Filmmaker Lee explores the intellectual and humourous sides of Goodman with a lot of gusto. He was a weighty figure in the counterculture of the 1960s. He was a political radical, openly bisexual, outspoken and unafraid of a good verbal sparring match, even called the ‘guru of the New Left.’ It was his book, Growing Up Absurd, that would provide an early but seminal, decisive and insightful look at juvenile delinquency, the disaffected youth of contemporary western society.
This is a loving portrait, one that definitely made me want to learn more about this person who I never knew about previously.
Directed by Suzanne Chisholm and Michael Parfit
Screens at noon on Sunday at the Art Gallery of Alberta
Ryan Reynolds narrates this charming, delightful true story of a killer whale named Luna. The young orca was alone in the wild. It somehow lost its family and just wanted to have a few friends so it approached the residents of Nootka Sound, a narrow stretch of sea between mountains in British Columbia.
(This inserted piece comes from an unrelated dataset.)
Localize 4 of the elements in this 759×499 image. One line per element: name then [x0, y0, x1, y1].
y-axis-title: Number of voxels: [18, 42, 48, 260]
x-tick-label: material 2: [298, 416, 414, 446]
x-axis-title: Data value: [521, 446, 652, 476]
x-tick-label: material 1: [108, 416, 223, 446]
This isn’t just a story about being social; it’s about the need for contact. Orcas who get separated usually perish.
The Whale isn’t necessarily a message movie, one that is meant to inspire you to warm, spiritual feelings; however, it does that easily. You could simply watch this movie and bathe in the sheer beauty of nature in all its splendour: the ocean, the wildlife and the world in general.